Critiques pour l'événement Le Petit-Maître corrigé
23 mars 2018
8/10
32 0
Excellent moment en famille, comédiens au top, décor original, et pour finir : le plaisir retrouvé de la langue Française.
28 janv. 2017
8/10
43 0
Après des critiques d'une telle qualité, je vais faire court.

Du bon Marivaux ! De très bons acteur ! Un très beau décors végétal !
26 janv. 2017
8/10
36 0
Une pièce classique légère et accessible.

Cette pièce de Marivaux assez méconnue est dans le même style que celles plus célèbres de cet auteur. On y retrouve des histoires d’amour sur fond de différences sociales, et des domestiques, plus libres que leur maître, qui s’en donnent à cœur joie. Le tout porté par des dialogues classiques écrits avec finesse, qui restent cependant très accessibles.

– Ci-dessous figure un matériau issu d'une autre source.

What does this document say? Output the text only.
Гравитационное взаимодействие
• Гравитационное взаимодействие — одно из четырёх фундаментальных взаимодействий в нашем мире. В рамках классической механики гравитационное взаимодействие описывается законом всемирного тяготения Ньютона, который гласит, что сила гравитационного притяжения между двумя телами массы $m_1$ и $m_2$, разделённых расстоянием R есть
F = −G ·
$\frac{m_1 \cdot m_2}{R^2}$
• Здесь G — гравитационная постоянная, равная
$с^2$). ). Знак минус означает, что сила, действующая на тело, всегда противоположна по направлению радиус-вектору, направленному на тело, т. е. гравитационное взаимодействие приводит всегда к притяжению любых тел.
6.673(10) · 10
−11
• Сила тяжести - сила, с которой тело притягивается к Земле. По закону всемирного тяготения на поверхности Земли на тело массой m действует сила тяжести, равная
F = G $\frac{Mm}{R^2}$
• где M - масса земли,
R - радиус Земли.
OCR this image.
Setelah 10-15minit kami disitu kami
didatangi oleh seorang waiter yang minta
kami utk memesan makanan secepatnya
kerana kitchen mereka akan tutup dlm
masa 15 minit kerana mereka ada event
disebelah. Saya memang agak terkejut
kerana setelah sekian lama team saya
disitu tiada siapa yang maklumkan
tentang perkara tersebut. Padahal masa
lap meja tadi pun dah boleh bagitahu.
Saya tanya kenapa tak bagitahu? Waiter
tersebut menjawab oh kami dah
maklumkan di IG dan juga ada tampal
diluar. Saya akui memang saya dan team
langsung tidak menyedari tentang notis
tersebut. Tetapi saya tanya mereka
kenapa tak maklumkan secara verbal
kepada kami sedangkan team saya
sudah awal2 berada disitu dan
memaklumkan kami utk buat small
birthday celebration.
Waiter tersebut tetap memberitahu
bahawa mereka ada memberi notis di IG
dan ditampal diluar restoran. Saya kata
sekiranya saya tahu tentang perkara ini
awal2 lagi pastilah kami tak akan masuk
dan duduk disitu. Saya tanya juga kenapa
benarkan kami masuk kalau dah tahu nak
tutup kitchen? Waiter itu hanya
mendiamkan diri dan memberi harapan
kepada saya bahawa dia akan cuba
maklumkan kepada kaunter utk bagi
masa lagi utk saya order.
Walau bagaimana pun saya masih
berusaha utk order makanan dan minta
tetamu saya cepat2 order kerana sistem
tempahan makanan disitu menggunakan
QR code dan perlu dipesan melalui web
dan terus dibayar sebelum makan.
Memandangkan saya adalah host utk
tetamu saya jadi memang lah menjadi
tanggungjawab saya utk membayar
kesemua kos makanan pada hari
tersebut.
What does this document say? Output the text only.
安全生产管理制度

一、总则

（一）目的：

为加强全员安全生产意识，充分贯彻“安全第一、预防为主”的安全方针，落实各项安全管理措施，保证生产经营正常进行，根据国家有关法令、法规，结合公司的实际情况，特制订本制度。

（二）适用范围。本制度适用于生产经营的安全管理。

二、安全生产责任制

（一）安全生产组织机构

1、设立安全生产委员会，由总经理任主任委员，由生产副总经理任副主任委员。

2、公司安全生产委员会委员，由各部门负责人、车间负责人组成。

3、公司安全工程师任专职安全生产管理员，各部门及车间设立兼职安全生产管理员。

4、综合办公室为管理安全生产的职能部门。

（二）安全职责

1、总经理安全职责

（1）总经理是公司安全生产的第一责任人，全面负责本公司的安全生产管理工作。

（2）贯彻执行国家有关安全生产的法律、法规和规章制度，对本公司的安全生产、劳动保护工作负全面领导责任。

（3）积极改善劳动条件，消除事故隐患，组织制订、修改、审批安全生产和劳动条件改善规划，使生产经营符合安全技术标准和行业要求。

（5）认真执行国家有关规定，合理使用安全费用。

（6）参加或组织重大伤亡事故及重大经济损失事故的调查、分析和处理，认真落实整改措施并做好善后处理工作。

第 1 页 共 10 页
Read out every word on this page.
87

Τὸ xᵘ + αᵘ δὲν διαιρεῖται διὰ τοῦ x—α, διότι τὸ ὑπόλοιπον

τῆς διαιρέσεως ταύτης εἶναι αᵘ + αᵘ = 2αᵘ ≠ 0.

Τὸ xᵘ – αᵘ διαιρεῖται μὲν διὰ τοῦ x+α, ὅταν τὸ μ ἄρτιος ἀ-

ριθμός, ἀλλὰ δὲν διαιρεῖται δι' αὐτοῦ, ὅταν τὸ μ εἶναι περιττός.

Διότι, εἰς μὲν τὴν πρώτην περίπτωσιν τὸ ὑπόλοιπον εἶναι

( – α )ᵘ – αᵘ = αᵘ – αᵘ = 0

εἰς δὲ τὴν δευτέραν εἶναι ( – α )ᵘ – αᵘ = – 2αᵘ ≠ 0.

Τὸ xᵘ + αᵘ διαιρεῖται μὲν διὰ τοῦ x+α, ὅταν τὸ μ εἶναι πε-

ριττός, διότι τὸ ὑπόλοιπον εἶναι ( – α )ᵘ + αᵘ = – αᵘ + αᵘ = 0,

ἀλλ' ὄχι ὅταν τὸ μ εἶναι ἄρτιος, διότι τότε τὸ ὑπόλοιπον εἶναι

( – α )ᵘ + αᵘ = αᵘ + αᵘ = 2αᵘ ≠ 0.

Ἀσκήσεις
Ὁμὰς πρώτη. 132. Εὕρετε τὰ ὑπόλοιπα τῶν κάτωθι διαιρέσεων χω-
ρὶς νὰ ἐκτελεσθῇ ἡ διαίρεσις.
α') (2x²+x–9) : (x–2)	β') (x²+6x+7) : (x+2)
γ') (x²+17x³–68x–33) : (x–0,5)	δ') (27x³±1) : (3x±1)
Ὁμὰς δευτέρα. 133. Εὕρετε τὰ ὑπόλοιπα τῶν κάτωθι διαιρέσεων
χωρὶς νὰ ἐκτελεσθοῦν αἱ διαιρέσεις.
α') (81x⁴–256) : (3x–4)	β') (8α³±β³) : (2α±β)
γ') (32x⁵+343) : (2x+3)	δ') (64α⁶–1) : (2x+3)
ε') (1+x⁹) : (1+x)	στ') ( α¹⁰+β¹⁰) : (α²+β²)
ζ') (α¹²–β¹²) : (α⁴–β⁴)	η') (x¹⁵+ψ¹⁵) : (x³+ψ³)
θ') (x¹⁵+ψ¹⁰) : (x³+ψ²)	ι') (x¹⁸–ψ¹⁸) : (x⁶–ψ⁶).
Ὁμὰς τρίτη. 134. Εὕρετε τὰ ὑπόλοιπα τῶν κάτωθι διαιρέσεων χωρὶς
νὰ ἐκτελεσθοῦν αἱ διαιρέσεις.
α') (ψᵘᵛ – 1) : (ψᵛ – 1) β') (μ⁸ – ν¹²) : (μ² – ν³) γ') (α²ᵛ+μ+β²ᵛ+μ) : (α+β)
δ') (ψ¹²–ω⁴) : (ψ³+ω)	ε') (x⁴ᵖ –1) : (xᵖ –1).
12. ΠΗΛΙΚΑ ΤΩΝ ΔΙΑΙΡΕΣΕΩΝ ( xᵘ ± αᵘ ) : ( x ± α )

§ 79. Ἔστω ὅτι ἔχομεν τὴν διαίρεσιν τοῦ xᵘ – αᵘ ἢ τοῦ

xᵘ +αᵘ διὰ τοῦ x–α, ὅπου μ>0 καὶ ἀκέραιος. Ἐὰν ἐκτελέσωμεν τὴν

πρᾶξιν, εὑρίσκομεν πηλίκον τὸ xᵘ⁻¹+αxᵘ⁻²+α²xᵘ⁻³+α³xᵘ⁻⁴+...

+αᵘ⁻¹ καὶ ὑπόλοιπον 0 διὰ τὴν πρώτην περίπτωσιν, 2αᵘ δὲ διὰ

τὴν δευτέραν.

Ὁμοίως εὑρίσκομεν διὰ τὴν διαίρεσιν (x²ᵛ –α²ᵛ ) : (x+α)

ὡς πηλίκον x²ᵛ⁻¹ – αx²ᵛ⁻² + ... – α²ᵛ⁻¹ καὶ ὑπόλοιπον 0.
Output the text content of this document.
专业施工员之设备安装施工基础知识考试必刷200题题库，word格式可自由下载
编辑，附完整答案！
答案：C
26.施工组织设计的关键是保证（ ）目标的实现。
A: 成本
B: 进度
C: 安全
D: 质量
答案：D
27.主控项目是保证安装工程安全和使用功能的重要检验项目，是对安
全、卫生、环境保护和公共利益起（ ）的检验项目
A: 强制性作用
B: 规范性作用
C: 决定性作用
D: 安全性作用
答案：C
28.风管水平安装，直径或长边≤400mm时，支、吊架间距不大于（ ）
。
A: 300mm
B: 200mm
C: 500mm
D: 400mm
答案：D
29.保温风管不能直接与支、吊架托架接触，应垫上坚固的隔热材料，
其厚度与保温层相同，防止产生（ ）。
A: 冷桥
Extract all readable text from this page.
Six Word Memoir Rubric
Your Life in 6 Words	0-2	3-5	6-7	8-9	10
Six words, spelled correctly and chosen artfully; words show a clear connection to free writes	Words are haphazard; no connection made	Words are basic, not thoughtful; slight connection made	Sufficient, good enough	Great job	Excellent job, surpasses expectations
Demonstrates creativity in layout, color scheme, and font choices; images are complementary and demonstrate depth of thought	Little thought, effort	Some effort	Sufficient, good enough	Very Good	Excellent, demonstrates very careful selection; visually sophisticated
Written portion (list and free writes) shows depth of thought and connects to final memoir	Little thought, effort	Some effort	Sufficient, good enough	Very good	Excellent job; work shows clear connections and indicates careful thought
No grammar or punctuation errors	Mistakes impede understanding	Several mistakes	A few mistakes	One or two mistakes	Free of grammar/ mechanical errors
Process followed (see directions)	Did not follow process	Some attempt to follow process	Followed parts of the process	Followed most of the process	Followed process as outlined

Pourtant Le Petit-Maître corrigé présenté cette année à la Comédie-Française a quelque chose en plus. Clément Hervieu-Léger offre une mise en scène rafraichissante dans un décor naturel particulièrement réussi. Les jeunes gens portés par leurs tourments amoureux se cherchent, se séduisent, se repoussent, d’un bout à l’autre de ce qui ressemble beaucoup à une dune du bord de mer (que le metteur en scène présente comme un champ). Cet espace naturel apporte un réel charme à l’ensemble qui garde tout de même les codes (notamment vestimentaires) propres à l’époque de la pièce.

Évidemment (on est à la Comédie-Française) les comédiens tiennent particulièrement bien leur rôle et ont une diction parfaite. Ce qui n’enlève rien à la réussite de cette création.

On peut regretter quelques lenteurs à certains moments de l’intrigue, rien de bien méchant finalement.

En résumé, Le Petit-Maître corrigé version 2017 est une très bonne raison de courir pousser les portes de la « Maison de Molière ». Allez-y !
23 déc. 2016
8,5/10
25 0
Fallait-il vraiment corriger l'oubli dans lequel ce "petit-maître" avait plongé ?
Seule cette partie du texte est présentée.